Letras e fotogramas

Narciso Negro, ou Pós-Colonialsmo em tecnicolor

Por Alysson Oliveira em 02/06/2017

 
 
O ano de 1947 marca a independência da Índia e também o lançamento de NARCISO NEGRO, da dupla Michael Powell e Emeric Pressburger, baseado num romance de 1939, de Rumer Godden. De certa forma, o filme não deixa de ser um réquiem para o projeto colonial britânico que se esmaecia na época da produção do longa – filmado inteiramente, diga-se, em estúdio na Inglaterra, e com elenco majoritariamente ocidental, até para personagens indianos, como é o caso da jovem rebelde vivida por Jean Simmons, cujo rosto é levemente bronzeado com uma maquiagem.
 
No filme, cujo cenário é uma região isolada do Himalaia, próximo a Darjeeling, tem como protagonista um grupo de freiras que se mudam para uma antiga construção conhecida como O Castelo – embora de castelo não tenha nada. Elas irão ensinar às crianças locais, com ajuda de uma criança-tradutora. Quem cuida de tudo ali é a Madre Superiora Clodagh (Deborah Kerr), com ajuda de outras três religiosas, sendo que uma quarta passa o tempo em seu quarto, pois está doente. Trata-se da irmã Ruth (Kathleen Byron), cujo estado emocional dará margem a boa parte dos psicologismos baratos que já se usou para interpretar o filme.
 
Uma versão pop de Freud dá conta da repressão do desejo sexual das freiras isoladas numa região insólita e cercada por pessoas com a sexualidade à flor da pele – materializada especialmente na figura do inglês Dean (David Farrar), cujos poucos trajes são alvo de olhares lascivos e doentios da adoentada irmã Ruth. É muito fácil cair na leitura de interpretar as personagens femininas como histéricas, destituindo-as e o filme de uma interpretação social – “são apenas mulheres com o desejo reprimido”. Clodagh, por exemplo, é um mistério – embora alguns flashbacks a retratem como um espírito livre e noiva de um rapaz na juventude. Ela também não era de uma família pobre.
 
Uma das referencias pictóricas da fotografia, assinada por Jack Cardiff, vem dos espaços interiores de Vermeer, que materializam o claustro e os sentimentos reprimidos em tons escuros de marrom, contraponto ao azul, verde e branco do exterior e da natureza.
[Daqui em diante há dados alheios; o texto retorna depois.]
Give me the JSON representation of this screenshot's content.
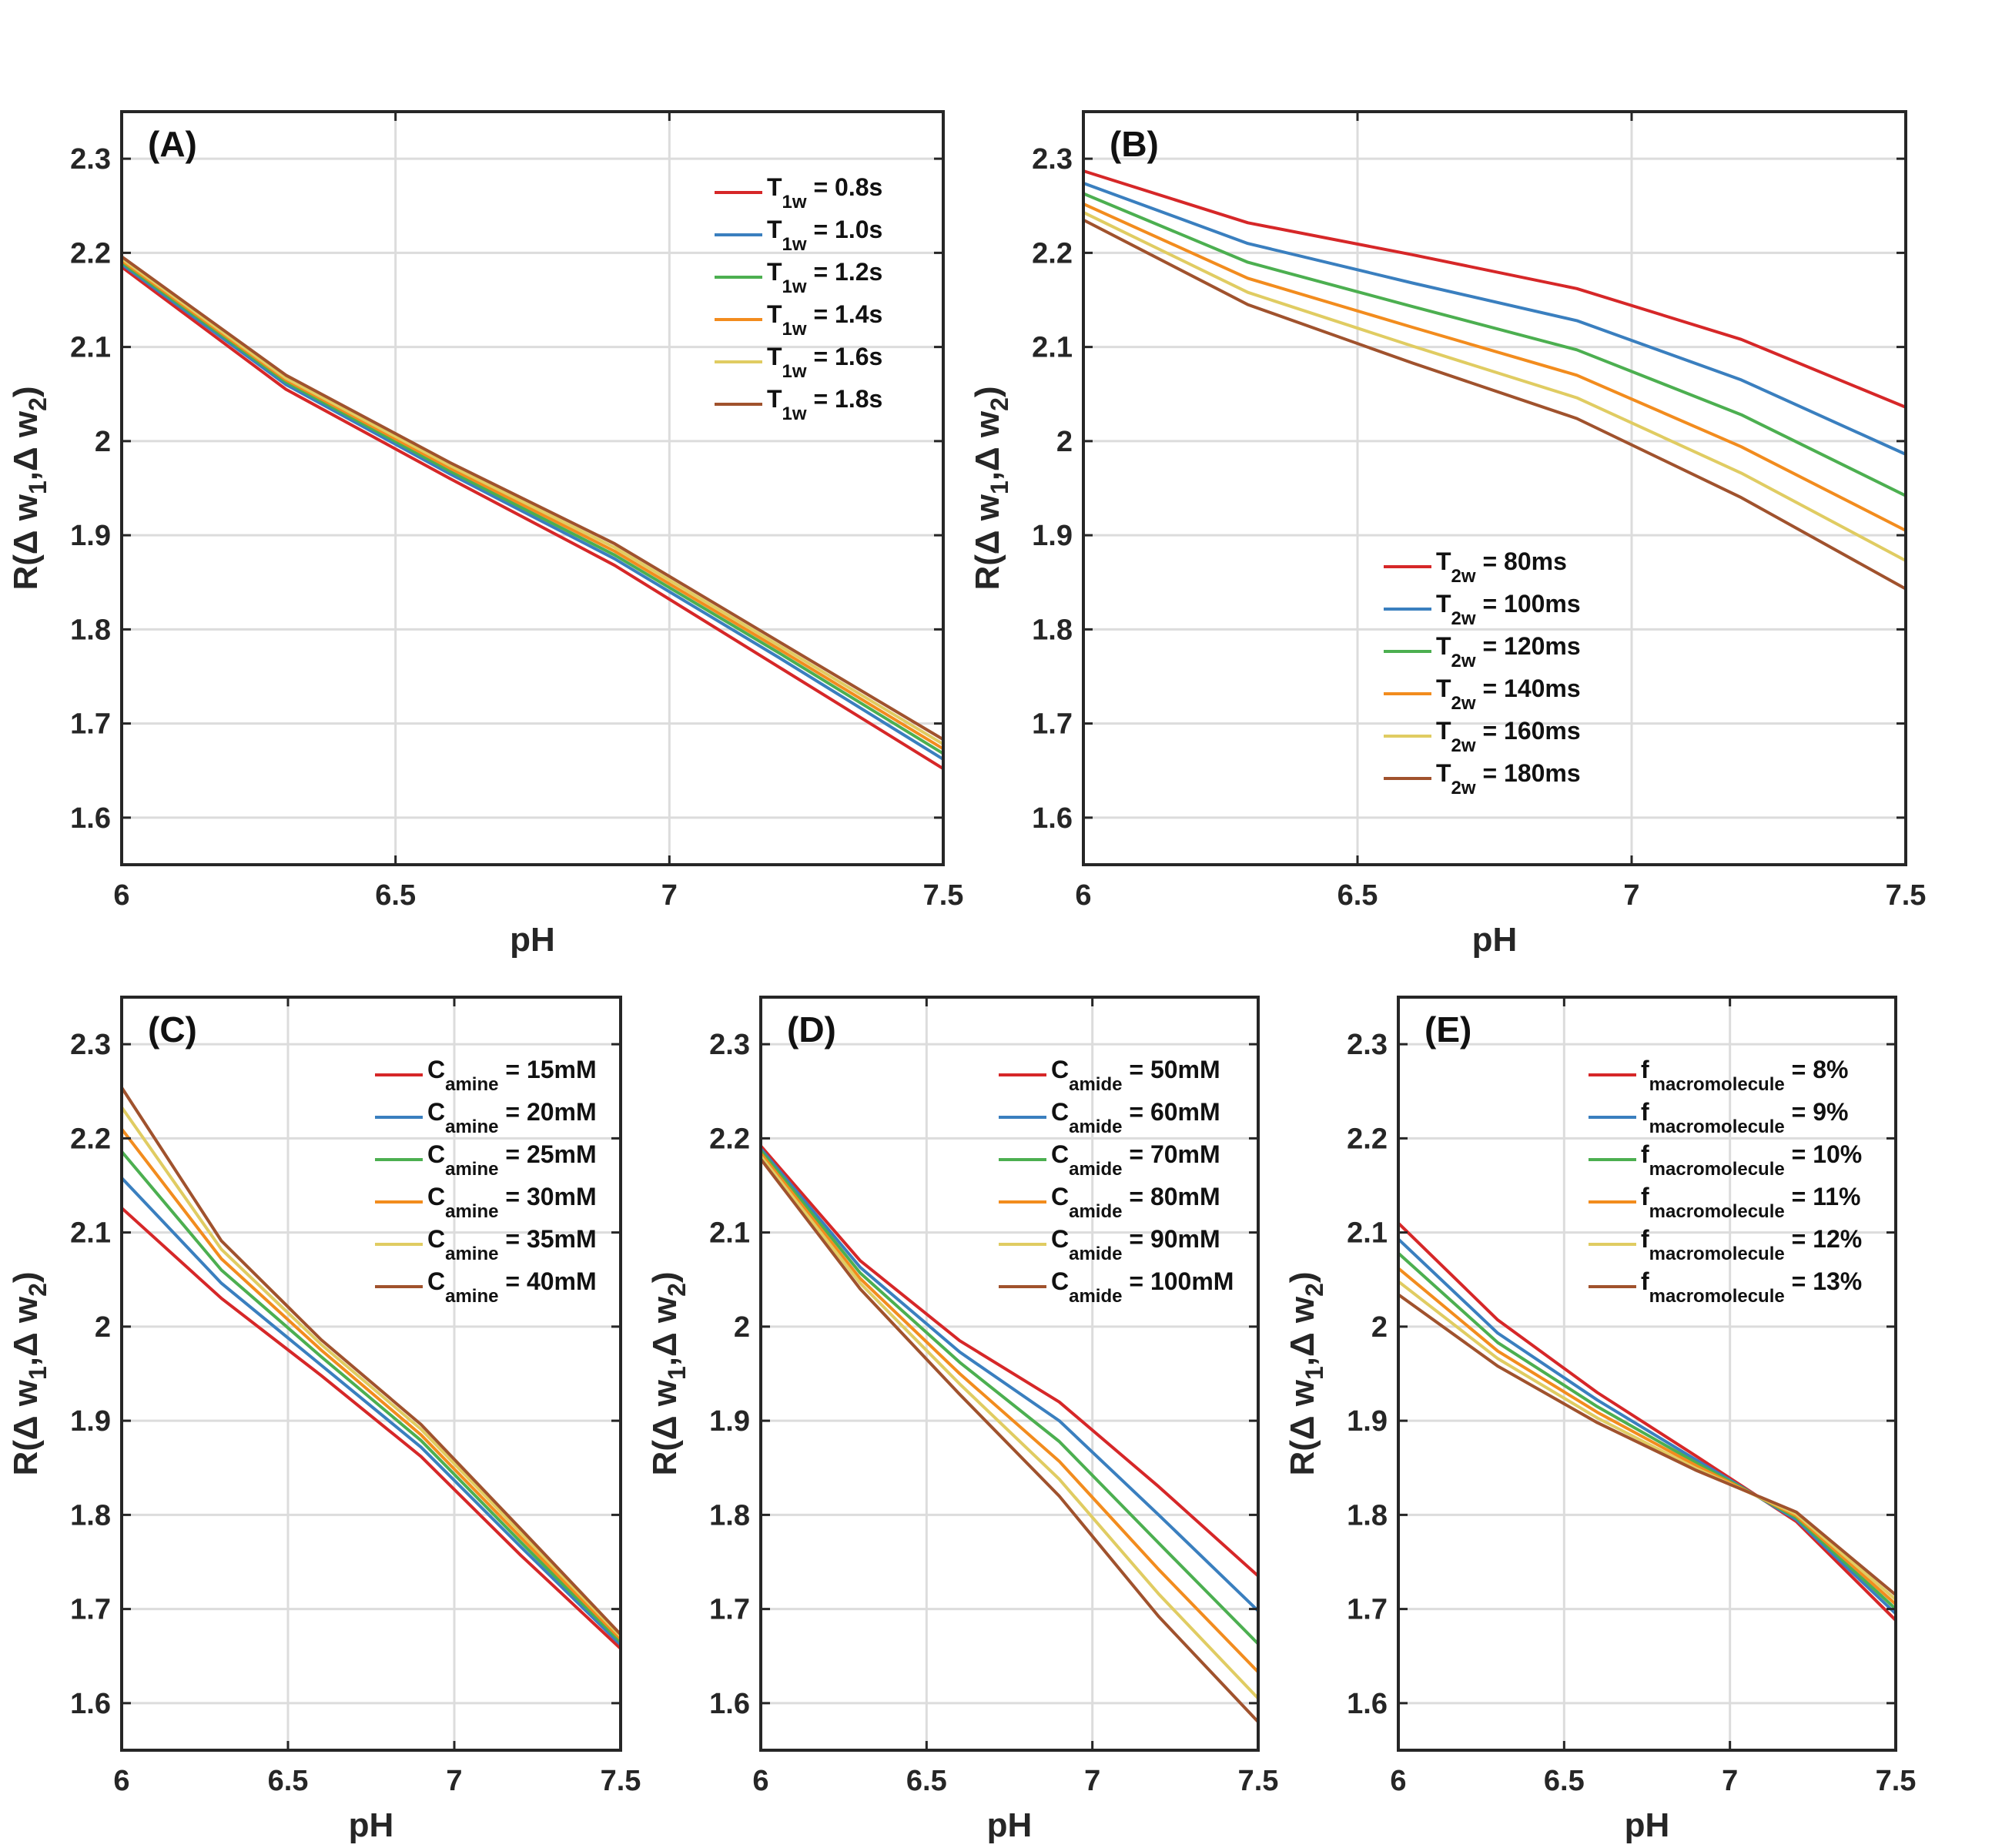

O “castelo” no alto de uma colina impõe austeridade e confere algum tipo de poder, mesmo que involuntariamente, às religiosas.
 
A representação dos nativos, por sua vez. anda sobre um fio tênue entre a complexidade e o clichê, pendendo, em parte do tempo, para o segundo – especialmente com a “brownface” de Simmons.  Há também o jovem general (Sabu) que procura a escola das religiosas, porque quer aprender línguas, matemática etc. Ele é mais velho do que os alunos regulares, mas acaba aceito, e há um discreto romance entre ele e a garota rebelde. Pode o subalterno falar em Narciso Negro? Pode, mas desde que seja num inglês quase impecável.
 
Mas a dupla Powel & Pressburger tem a melhor das intenções, e esse é um filme sobre o fim de uma ideia, é a despedida melancólica do projeto de colonização inglesa para a Índia. A cena final, com a partida das religiosas e a chegada das Monções trazendo uma chuva que a tudo lava, simbolicamente pode representar a vitória do povo indiano – nem que seja temporária.
 
A bela embalagem em tecnicolor e as chuvas parecem uma celebração à resiliência dos indianos que surgem como uma força da natureza diante da opressão imposta pelo ocidente – especialmente aquela simbolizada na religião. O que Narciso Negro tenha a dizer sobre a região do Himalaia, a Índia, talvez não seja muito (filmado inteiramente em estúdio na Inglaterra, com paisagens pintadas), mas há algo inerente à representação do colonizado que o olhar repleto de boas intenções dos diretores não superam os vícios. Ainda assim, é um olhar de tirar o fôlego.